国際企業委員会(委員長:石原秀夫氏)ならびに今後の日米協力を考える部会(部会長:上原隆氏)は、それぞれ、日米包括協議・対内直接投資ワーキング・グループ協議のために来日中のラーソン国務省次官補代理と会合を開催し、対日直接投資に関するアメリカの考え方につき説明を聞くとともに、日本の投資環境の改善点等を巡って意見交換を行った。

1.対日直接投資をめぐる米国の考え方
− ラーソン国務次官補代理

  1. 18カ月間にわたる日米政府間交渉で、在日外資系企業のプレゼンス向上に努めてきた。日米間の直接投資は依然不均衡である。対日輸出を増やし、対日貿易赤字を減らすためにも対日直接投資の拡大が必要だ。

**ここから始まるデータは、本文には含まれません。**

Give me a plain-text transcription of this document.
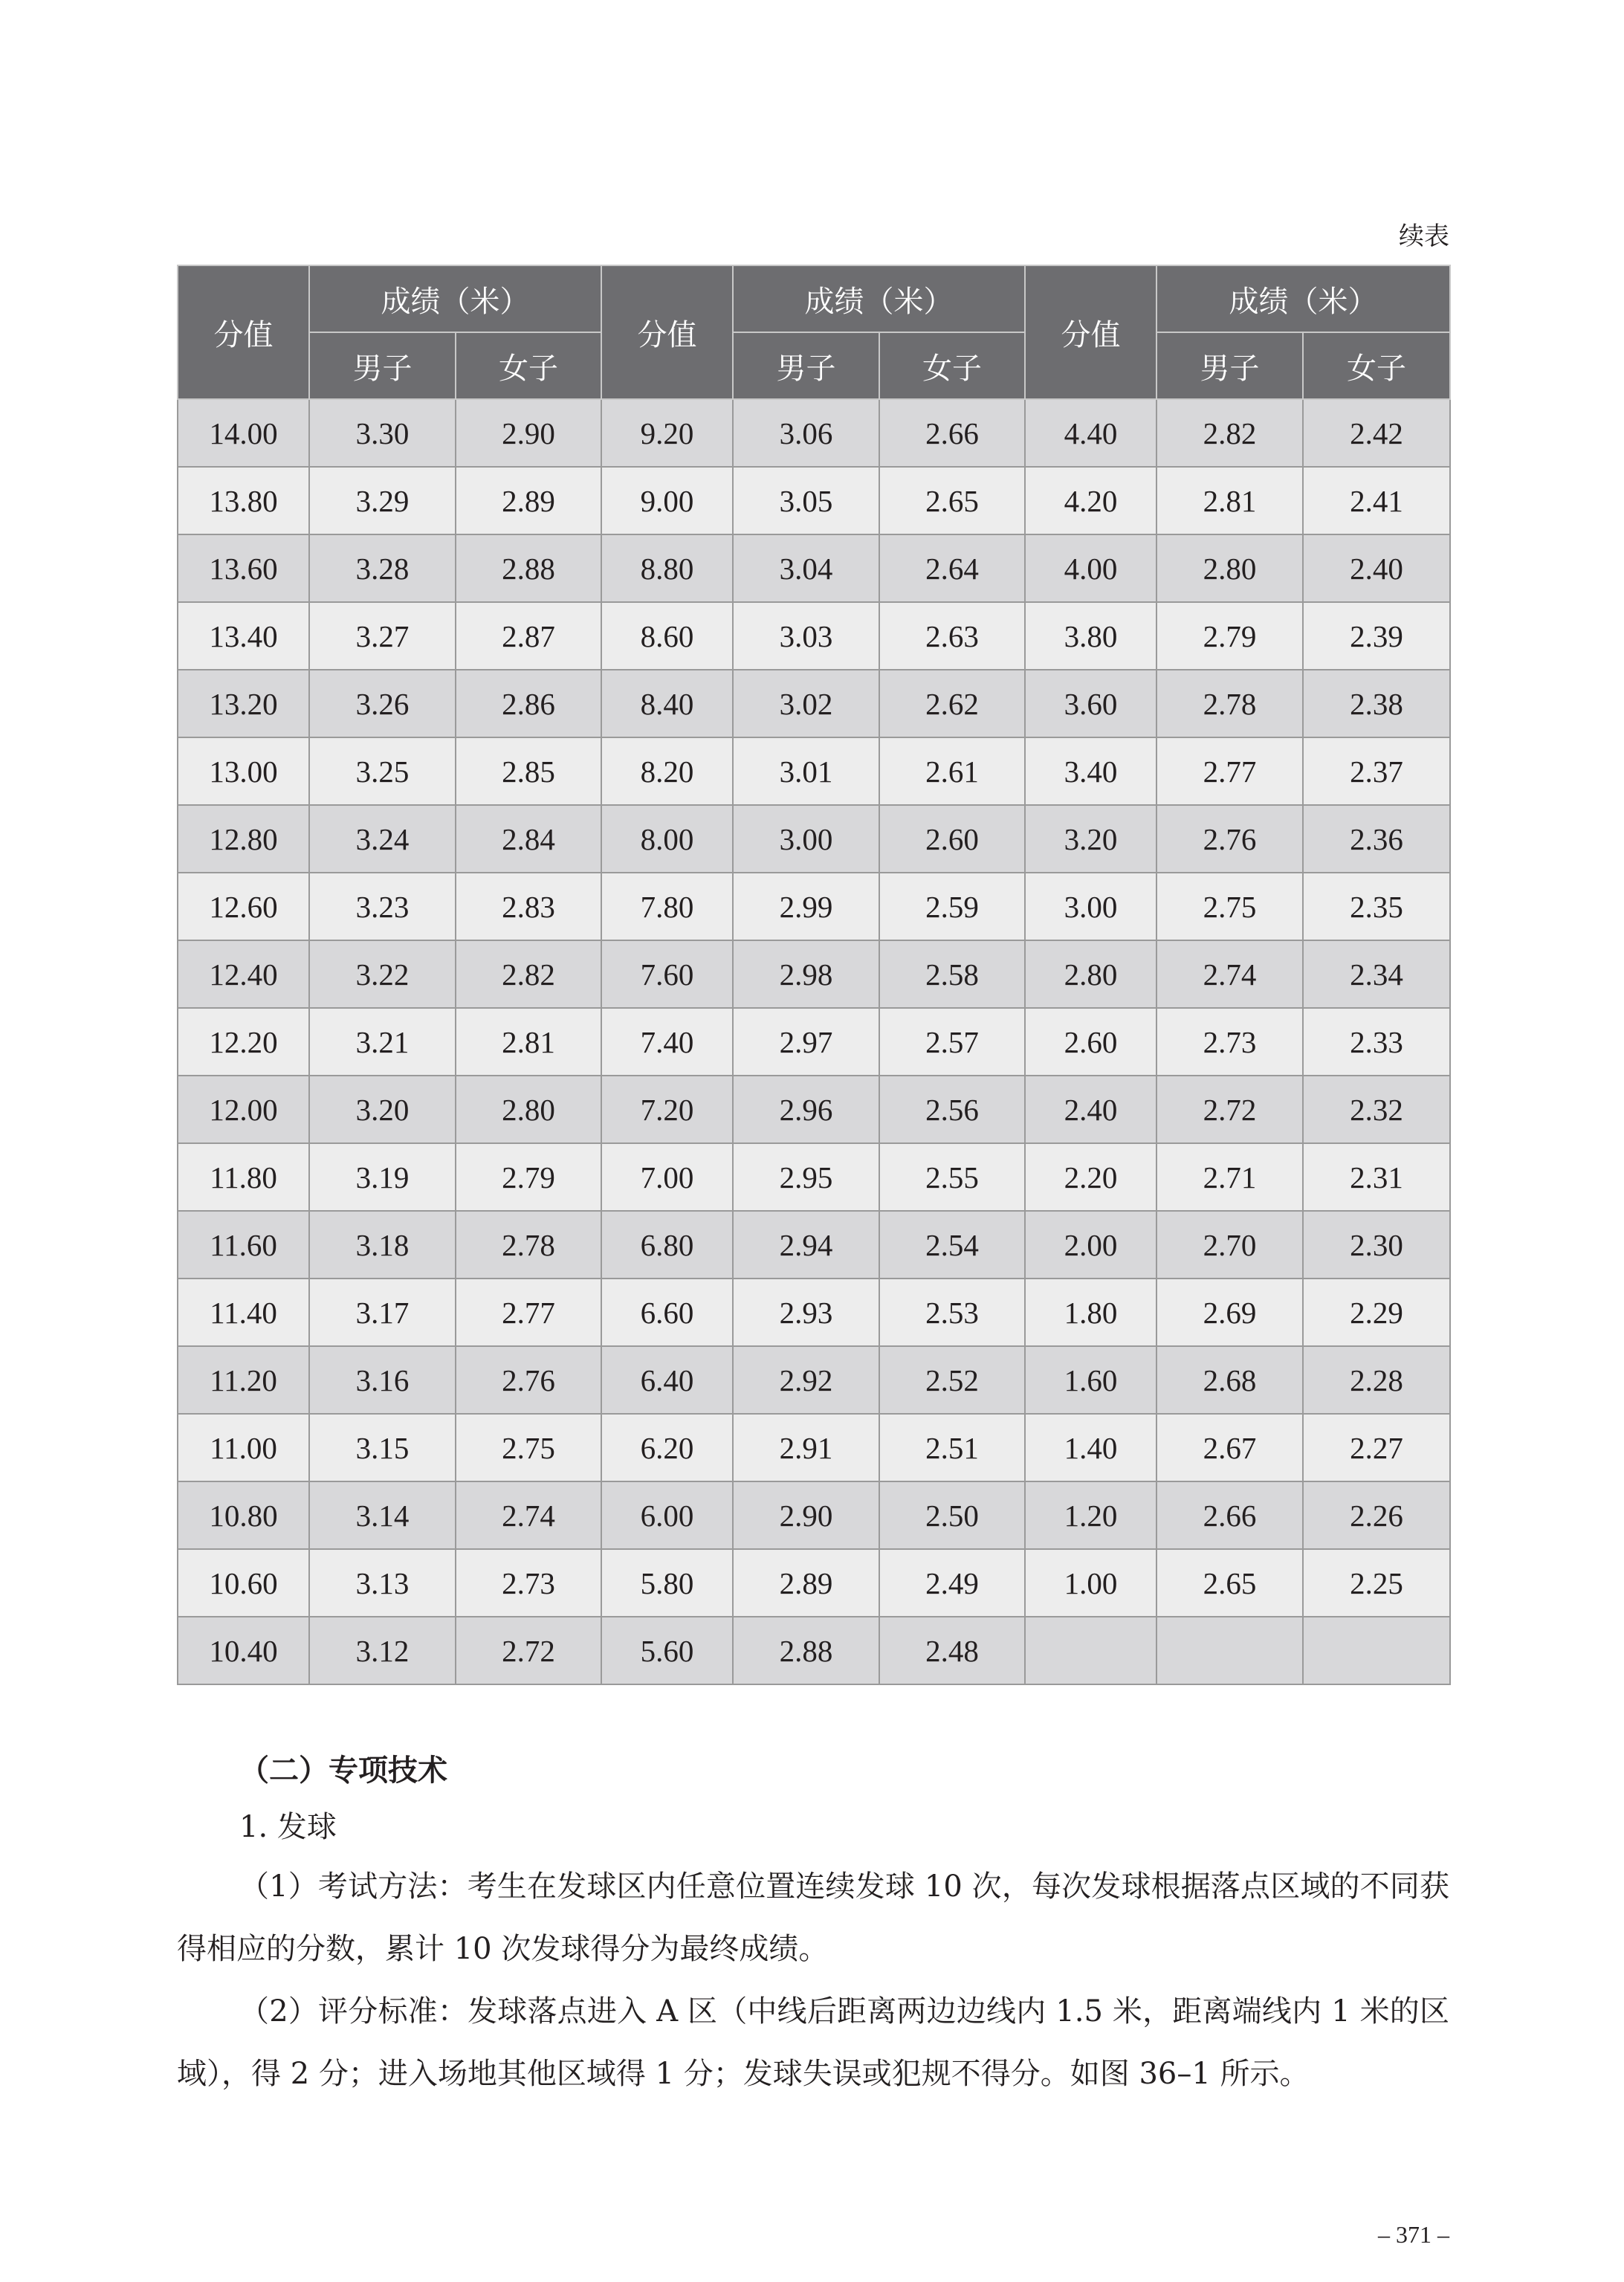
续表
分值	成绩（米）		分值	成绩（米）		分值	成绩（米）	
	男子	女子		男子	女子		男子	女子
14.00	3.30	2.90	9.20	3.06	2.66	4.40	2.82	2.42
13.80	3.29	2.89	9.00	3.05	2.65	4.20	2.81	2.41
13.60	3.28	2.88	8.80	3.04	2.64	4.00	2.80	2.40
13.40	3.27	2.87	8.60	3.03	2.63	3.80	2.79	2.39
13.20	3.26	2.86	8.40	3.02	2.62	3.60	2.78	2.38
13.00	3.25	2.85	8.20	3.01	2.61	3.40	2.77	2.37
12.80	3.24	2.84	8.00	3.00	2.60	3.20	2.76	2.36
12.60	3.23	2.83	7.80	2.99	2.59	3.00	2.75	2.35
12.40	3.22	2.82	7.60	2.98	2.58	2.80	2.74	2.34
12.20	3.21	2.81	7.40	2.97	2.57	2.60	2.73	2.33
12.00	3.20	2.80	7.20	2.96	2.56	2.40	2.72	2.32
11.80	3.19	2.79	7.00	2.95	2.55	2.20	2.71	2.31
11.60	3.18	2.78	6.80	2.94	2.54	2.00	2.70	2.30
11.40	3.17	2.77	6.60	2.93	2.53	1.80	2.69	2.29
11.20	3.16	2.76	6.40	2.92	2.52	1.60	2.68	2.28
11.00	3.15	2.75	6.20	2.91	2.51	1.40	2.67	2.27
10.80	3.14	2.74	6.00	2.90	2.50	1.20	2.66	2.26
10.60	3.13	2.73	5.80	2.89	2.49	1.00	2.65	2.25
10.40	3.12	2.72	5.60	2.88	2.48			
（二）专项技术
1. 发球
（1）考试方法：考生在发球区内任意位置连续发球 10 次，每次发球根据落点区域的不同获得相应的分数，累计 10 次发球得分为最终成绩。
（2）评分标准：发球落点进入 A 区（中线后距离两边边线内 1.5 米，距离端线内 1 米的区域），得 2 分；进入场地其他区域得 1 分；发球失误或犯规不得分。如图 36–1 所示。
– 371 –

  2. 外資系企業の対日直接投資の拡大は、新技術導入、流通・販売体制の効率化、活発な競争、内外価格差の解消など日本経済の活性化をもたらす。

  3. 対日直接投資に関わるアメリカ政府の要望は、以下の通り。
    1. 外資導入で政治のリーダーシップの発揮
      (対日投資会議やOTOの活用)。
    2. 外資系企業向けの資金調達手段の拡充
      (開銀融資の活用)。
    3. 税負担の低減、外資系企業に対する優遇 税制措置の拡充。
    4. 規制緩和の推進(タイムテーブルの明記)。
    5. M&Aの促進。
    6. 土地問題の解消。
    7. ローカル・スタッフ確保と本国からの人材派遣コストの低減。
    8. 民間のパートナーシップの確立。
    9. 他国間投資協定(MIA)の促進。
    10. 外資系企業の対日直接投資の実績の評価とフォローアップ。

2.懇談

  1. 持ち株会社解禁について
  2. ラーソン:
    アメリカは、純粋持ち株会社の解禁が日本の競争政策の弱体化につながると表明しているが、最終的な方針ではない。解禁を推進する経団連の意見を十分参考としたい。持ち株会社の解禁に関する経済効果分析や具体的利点等があれば聞きたい。
    経団連:
    経営の選択肢を広げるため、純粋持ち株会社解禁が必要。持ち株会社は企業法制の国際的ハーモナイゼーションに寄与する。分社化によりM&Aも容易になる。
    経団連は、規制緩和促進のためには現行の競争政策は不十分であり、独禁法の適用範囲拡大、公正取引委員会の機能強化等の措置が必要だとの立場をとっている。

  3. 日本企業による調達セミナーの開催
  4. 経団連:
    民間パートナーシップ確立のため、経団連では外資系企業を対象とする日本企業の調達方針の説明セミナーの開催を計画している。
    ラーソン氏:
    ACCJ、EBCと話し合って、進めてほしい。また、外資系企業の対日直接投資が、廉価で高品質な外国製品の購入を可能とする点を日本企業に訴えてほしい。